Stacker Cranes Cure Pallet Pain
Pharmaceutical manufacturer Catalent prescribed an automated storage and retrieval system to treat inefficient pallet storage in its high-bay warehouse.
For companies with busy and complex warehousing operations, running short of inventory storage space can be a bitter pill to swallow. Through an imaginative approach to stacker crane use in a uniquely designed facility, pharmaceutical manufacturer Catalent Pharma Solutions maximized materials handling flexibility and efficiency to increase capacity at its Philadelphia packaging center.

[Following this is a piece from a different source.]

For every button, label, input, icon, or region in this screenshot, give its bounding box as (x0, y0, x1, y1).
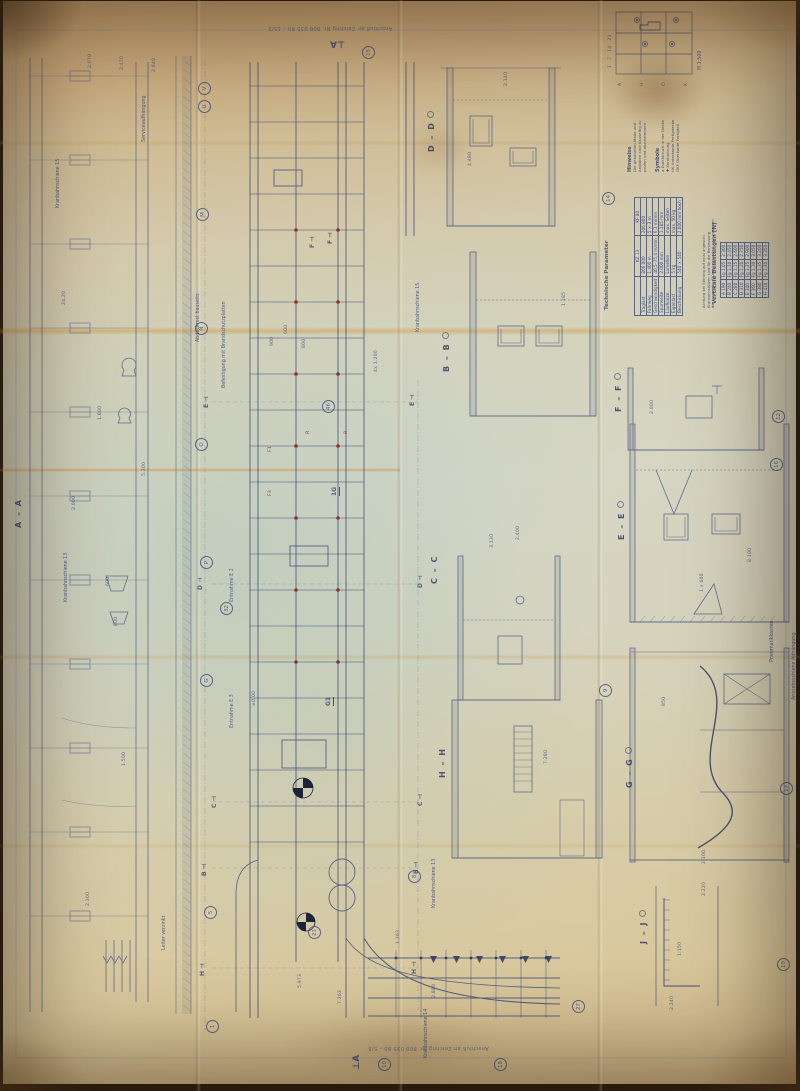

Catalent develops and manufactures softgel capsules, modified release oral solids, and prefilled syringes in an extensive manufacturing facility network that includes more than 20 sites across five continents. Many of these facilities also provide commercial packaging services—filling bottles, pouches, and blister strips with tablets, powders, and liquid solutions—to the healthcare industry.
Catalent’s Philadelphia facility is representative of the company’s global distribution center (DC) operations. The site provides healthcare industry partners with a full solution, from primary package design and engineering to filling, assembling, and labeling packages, and managing secondary packaging. The Philadelphia site specializes in cold chain biotech packaging, as well as bottling, blistering, and pouching.
To gain operations efficiency and storage space, Catalent dramatically renovated the facility. The first step in the project was partnering with materials handling equipment provider LTW Intralogistics, an Austrian company with U.S. headquarters in Emigsville, Pa. LTW manufactures automatic and manually operated stacker cranes, and delivers components including racking, conveyors, and warehouse management software for high-bay warehouse systems. The company also provides engineering and project management for turnkey warehouse solutions, and specializes in handling loads from 20 to 20,000 pounds.
The Philadelphia facility presented an interesting design challenge. "Three existing buildings stood surrounding an empty space," says LTW’s North American president, Daryl Hull. "We added a fourth building in the middle, and tore down walls to connect the existing buildings to it, creating a single facility that provided a more efficient workflow, increased warehouse density, and netted considerable electricity and refrigeration savings."
Ready to Move
To support the facility’s cold chain activities, the renovated site features refrigerated storage for 880 pallets. It also houses a Class II vault for storing controlled drugs. The majority of the plant’s packaged product, however, is stored in the high-bay warehouse system at an ambient temperature.
Workers box, label, palletize, and shrinkwrap products coming from the plant’s 63 packaging suites, then move the pallets by lift truck to an automated storage and retrieval system (AS/RS) induction conveyor for storage in the high bay. This 54-foot-high, five-aisle bay holds 19,000 pallets, stacked nine pallets high.
"Software tracks pallet throughput around the clock," says Justin Smith, Catalent’s logistics director of supply chain. "We can handle more than 630 pallet moves in a 24-hour period."
LTW assisted Catalent in designing the optimized AS/RS to meet the facility’s needs, while keeping costs in check. For example, the DC’s five aisles would typically necessitate five automated cranes—one per aisle. On an average day, however, Catalent would use only 30 to 40 percent of the system’s capacity to move its palletized product.
LTW designed a new version of the system that used only three cranes, instead of five, saving $800,000 in equipment investment. "Matching the number of stacker cranes to the warehouse’s throughput needs, instead of to the number of aisles, reduces capital investment and operating costs," Smith notes.
With up to 2,000-pound pallet payload capacity, the cranes manage not only all the facility’s pallet handling, but also most of the materials receiving, and shipping for both finished products and waste materials.
An Easy Fix
Unlike conventional aisle-changing cranes, which are limited in flexibility, the cranes at the Catalent facility continue when they reach the end of an aisle, traveling on a curved 12-foot track that directs the crane into the next aisle to continue storing and retrieving pallets.
This flexibility also pays off when equipment fails. Repairing conventional stacker cranes can be difficult because they are often stuck in place when they malfunction. Repairs can be time-consuming, and the maintenance crew often must bore holes in the facility’s roof to access the broken machine. The cranes in the Catalent facility, however, can be pushed off-track to a separate area for repair.
"These cranes virtually eliminate the supervision, equipment, and maintenance problems that plagued earlier aisle-changing cranes," Smith notes.
For Catalent, the new system was just what the doctor ordered. "Our Philadelphia facility now leverages fully automated warehousing, distribution, and packaging functions, thanks to the AS/RS and aisle-changing stacker cranes," Smith says. "We can move products from packaging into storage, then ship them to our clients or distribution centers with efficiency and flexibility."